Malheureusement, le Commentaire du livre de la Genèse est perdu, des homélies sur ce livre ont été transmise par Rufin d’Aquilée (vers 345 à Concordia Sagittaria, Italie – vers 411 à Messine en Italie). Cependant, dans le Commentaire sur l’évangile de Jean, se trouve une longue explication, d’environs cinquante pages, sur le premier mot de l’évangile: ἀρχὴ (arkhế). 

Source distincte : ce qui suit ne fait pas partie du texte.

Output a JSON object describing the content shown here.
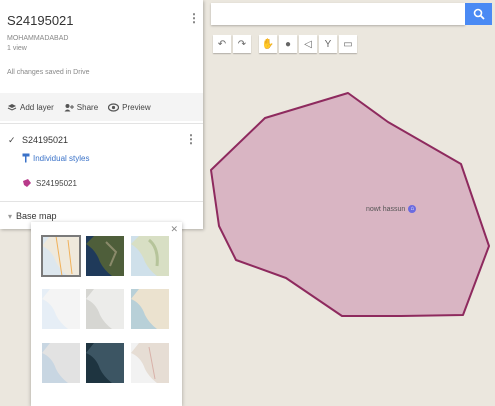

Pour une introduction aux commentaires de Genèse 1, 1 voir la page Genèse 1,1 Dans la tête de Dieu – Bereshit

Pour le lexique grec (arkhế, lógos, génesis) voir: Lexique des commentaires de Genèse 1, 1

Voici les premiers versets de la Genèse et de l’Evangile selon saint Jean qui sont à l’origine du commentaire d’Origène et qui identifient le Christ au lógos de Dieu créateur, par qui, dans arkhế, sont venus à l’être le ciel et la terre.
Les versets sont présentés ici et traduits dans les versions grecque et latine que nous retrouvons dans le texte d’Origène grec et dans le texte latin d’Origène transmis par Rufin, sans tenir compte d’autres lectures possibles et variantes textuelles:

 GENESE, chapitre 1, versets 1 et 3
1,1 בְּרֵאשִׁית, בָּרָא אֱלֹהִים, אֵת הַשָּׁמַיִם, וְאֵת הָאָרֶץ
᾿Εν ἀρχῇ ἐποίησεν ὁ θεὸς τὸν οὐρανὸν καὶ τὴν γῆν.
Traduction du texte grec: Dans arkhế  fit Dieu le ciel et la terre.
1,3 וַיֹּאמֶר אֱלֹהִים, יְהִי אוֹר; וַיְהִי-אוֹר.
καὶ εἶπεν ὁ θεός Γενηθήτω φῶς. καὶ ἐγένετο φῶς.
Et Dieu dit: “Que la lumière vienne à l’être. Et la lumière vint  à l’être.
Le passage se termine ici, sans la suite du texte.